With greater levels of communication and collaboration between these two staff groups, the timescale to respond to bugs and defects can be dramatically reduced. This is useful at a technical level – because data teams will be included in bug fixing processes from the earliest possible opportunity – but also when it comes to reputation management – because development teams can quickly use their position to point out that a bug has been fixed.
Perhaps one of the biggest challenges facing organizations today is responding to development requests – both from users and from higher management. Historically, requests to incorporate new features involved the same request being sent backward and forward between data scientists and the development team.
Because DataOps teams include both of these functions, staff can work together on new requests. This allows the development team to see what effect new features have on the data flow through the organization, and can also help data teams to better focus their processing on the actual goals of the enterprise.
When implemented correctly, DataOps can provide both development teams and management with real-time data on the performance of their data systems. These data are not useful only for monitoring success against business goals, though: if sufficiently adaptable business processes are in place, these data also allow management to adjust and update performance goals in real time.
All of the issues above reduce the efficiency of organizations.
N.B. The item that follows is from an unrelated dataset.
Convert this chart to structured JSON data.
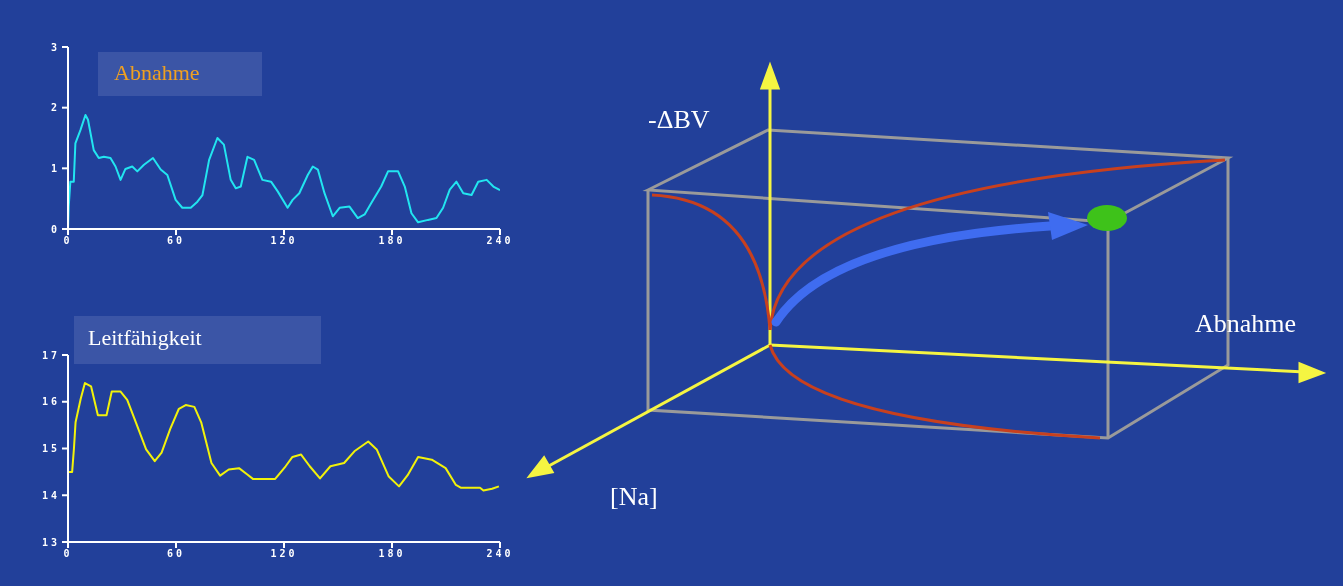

In the old DevOps model, each team would compile reports on their work, and these would be passed between multiple, hierarchical, vertically-organized structures.
With DataOps, data staff and development staff work alongside each other, and so the information flow is horizontal. Instead of comparing notes at monthly meetings, the exchange of information happens on an everyday basis. This greatly improves the efficiency of an organization.
The future of operations
All of these issues have long held back development teams from achieving agility and adaptability. DataOps, by integrating development processes and data management functions, promises to greatly improve communication between these two parts of a business, and thereby improve both.
Ultimately, DataOps rests on the realization that, for the modern business, data is king. Almost every process undertaken by contemporary firms is – or should be – informed by data analytics. As a result, it no longer makes sense for data teams to be siloed away, and only called on when they are absolutely needed. Instead, bring your data scientists into the heart of your business.